Catherine Parkinson has just sold her old home in England and packed up and moved to rural France, where she plans to start a business as a needle woman. It has its poignant, funny moments, and the occasional moment that is so disturbing I almost wish I would have skipped on reading it. It was pleasantly written with beautiful descriptions that left me with an overwhelming desire to visit Southern France the next time I make my way to France. Thornton really does have a way with descriptions, and her writing style is such that, even though I didn't really love this book, I won't hesitate to read others of her books.

Summary: A rural idyll: that's what Catherine is seeking when she sells her house in England and moves to a tiny hamlet in the CĂ©vennes mountains. With her divorce in the past and her children grown, she is free to make a new start, and her dream is to set up in business as a seamstress. But this is a harsh and lonely place when you're no longer just here on holiday. There is French bureaucracy to contend with, not to mention the mountain weather, and the reserve of her neighbors, including the intriguing Patrick Castagnol. And that's before the arrival of Catherine's sister, Bryony

Cover Story: It's cute, and it fits the book well. I especially love the baguettes in front of the door. Mmmmmmiem, baguettes! Yum!

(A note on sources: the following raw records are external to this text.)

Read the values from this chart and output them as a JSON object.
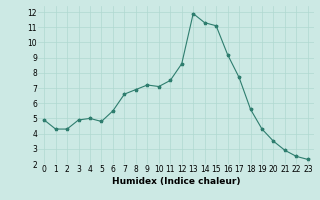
{
  "x": [
    0,
    1,
    2,
    3,
    4,
    5,
    6,
    7,
    8,
    9,
    10,
    11,
    12,
    13,
    14,
    15,
    16,
    17,
    18,
    19,
    20,
    21,
    22,
    23
  ],
  "y": [
    4.9,
    4.3,
    4.3,
    4.9,
    5.0,
    4.8,
    5.5,
    6.6,
    6.9,
    7.2,
    7.1,
    7.5,
    8.6,
    11.9,
    11.3,
    11.1,
    9.2,
    7.7,
    5.6,
    4.3,
    3.5,
    2.9,
    2.5,
    2.3
  ],
  "title": "",
  "xlabel": "Humidex (Indice chaleur)",
  "ylabel": "",
  "xlim": [
    -0.5,
    23.5
  ],
  "ylim": [
    2,
    12.4
  ],
  "yticks": [
    2,
    3,
    4,
    5,
    6,
    7,
    8,
    9,
    10,
    11,
    12
  ],
  "xticks": [
    0,
    1,
    2,
    3,
    4,
    5,
    6,
    7,
    8,
    9,
    10,
    11,
    12,
    13,
    14,
    15,
    16,
    17,
    18,
    19,
    20,
    21,
    22,
    23
  ],
  "line_color": "#2e7d6e",
  "marker": "*",
  "bg_color": "#cce9e4",
  "grid_color": "#b0d8d0",
  "font_size": 5.5,
  "xlabel_fontsize": 6.5
}
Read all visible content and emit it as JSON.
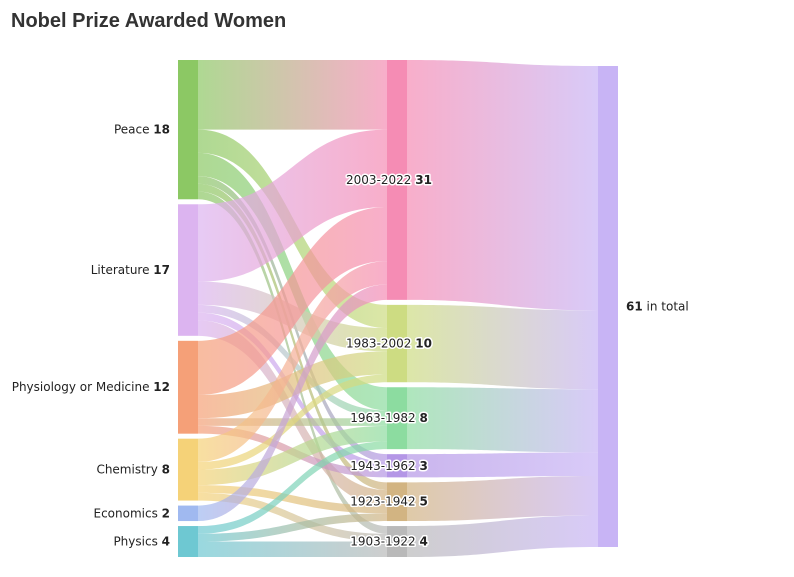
{
  "chart_data": {
    "type": "sankey",
    "title": "Nobel Prize Awarded Women",
    "total_suffix": " in total",
    "columns": [
      {
        "nodes": [
          {
            "id": "Peace",
            "label": "Peace",
            "value": 18,
            "color": "#8cc864"
          },
          {
            "id": "Literature",
            "label": "Literature",
            "value": 17,
            "color": "#dcb4f0"
          },
          {
            "id": "Physiology or Medicine",
            "label": "Physiology or Medicine",
            "value": 12,
            "color": "#f5a078"
          },
          {
            "id": "Chemistry",
            "label": "Chemistry",
            "value": 8,
            "color": "#f5d278"
          },
          {
            "id": "Economics",
            "label": "Economics",
            "value": 2,
            "color": "#a0b9f0"
          },
          {
            "id": "Physics",
            "label": "Physics",
            "value": 4,
            "color": "#6ec8d2"
          }
        ]
      },
      {
        "nodes": [
          {
            "id": "2003-2022",
            "label": "2003-2022",
            "value": 31,
            "color": "#f58cb4"
          },
          {
            "id": "1983-2002",
            "label": "1983-2002",
            "value": 10,
            "color": "#cddc82"
          },
          {
            "id": "1963-1982",
            "label": "1963-1982",
            "value": 8,
            "color": "#8cdca0"
          },
          {
            "id": "1943-1962",
            "label": "1943-1962",
            "value": 3,
            "color": "#b496e6"
          },
          {
            "id": "1923-1942",
            "label": "1923-1942",
            "value": 5,
            "color": "#d2b482"
          },
          {
            "id": "1903-1922",
            "label": "1903-1922",
            "value": 4,
            "color": "#b9b9b9"
          }
        ]
      },
      {
        "nodes": [
          {
            "id": "total",
            "label": "",
            "value": 61,
            "color": "#c8b4f5"
          }
        ]
      }
    ],
    "links": [
      {
        "source": "Peace",
        "target": "2003-2022",
        "value": 9
      },
      {
        "source": "Peace",
        "target": "1983-2002",
        "value": 3
      },
      {
        "source": "Peace",
        "target": "1963-1982",
        "value": 3
      },
      {
        "source": "Peace",
        "target": "1943-1962",
        "value": 1
      },
      {
        "source": "Peace",
        "target": "1923-1942",
        "value": 1
      },
      {
        "source": "Peace",
        "target": "1903-1922",
        "value": 1
      },
      {
        "source": "Literature",
        "target": "2003-2022",
        "value": 10
      },
      {
        "source": "Literature",
        "target": "1983-2002",
        "value": 3
      },
      {
        "source": "Literature",
        "target": "1963-1982",
        "value": 1
      },
      {
        "source": "Literature",
        "target": "1943-1962",
        "value": 1
      },
      {
        "source": "Literature",
        "target": "1923-1942",
        "value": 2
      },
      {
        "source": "Physiology or Medicine",
        "target": "2003-2022",
        "value": 7
      },
      {
        "source": "Physiology or Medicine",
        "target": "1983-2002",
        "value": 3
      },
      {
        "source": "Physiology or Medicine",
        "target": "1963-1982",
        "value": 1
      },
      {
        "source": "Physiology or Medicine",
        "target": "1943-1962",
        "value": 1
      },
      {
        "source": "Chemistry",
        "target": "2003-2022",
        "value": 3
      },
      {
        "source": "Chemistry",
        "target": "1983-2002",
        "value": 1
      },
      {
        "source": "Chemistry",
        "target": "1963-1982",
        "value": 2
      },
      {
        "source": "Chemistry",
        "target": "1923-1942",
        "value": 1
      },
      {
        "source": "Chemistry",
        "target": "1903-1922",
        "value": 1
      },
      {
        "source": "Economics",
        "target": "2003-2022",
        "value": 2
      },
      {
        "source": "Physics",
        "target": "1963-1982",
        "value": 1
      },
      {
        "source": "Physics",
        "target": "1923-1942",
        "value": 1
      },
      {
        "source": "Physics",
        "target": "1903-1922",
        "value": 2
      },
      {
        "source": "2003-2022",
        "target": "total",
        "value": 31
      },
      {
        "source": "1983-2002",
        "target": "total",
        "value": 10
      },
      {
        "source": "1963-1982",
        "target": "total",
        "value": 8
      },
      {
        "source": "1943-1962",
        "target": "total",
        "value": 3
      },
      {
        "source": "1923-1942",
        "target": "total",
        "value": 5
      },
      {
        "source": "1903-1922",
        "target": "total",
        "value": 4
      }
    ]
  }
}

Disclosure: This book was sent to me for review by the author. This in no way affected my review.


Tales of Whimsy said...

Bummer. The cover is gorgeous.

Blodeuedd said...

So you like it, and then you don't like it. Interesting :)

Simcha said...

This sounds like a number of other books that I've read in which a divorcee or widow moves to a new town, starts a new business makes new friends and falls in love again. I think an author would have to do something really extraordinary to make sure a story stand out and it doesn't sound like this author accomplished it.

Jenny N. said...

It happens to me sometimes too where for most of the book its just ok and then near the end the story starts looking up.

Esme said...

too bad this is not a better book-the cover looks promising. I just returned from the land of croissants. I had a glorious time in Paris-taking cooking classes and eating tons and tons. What else do you do in Paris-eat and go to museums.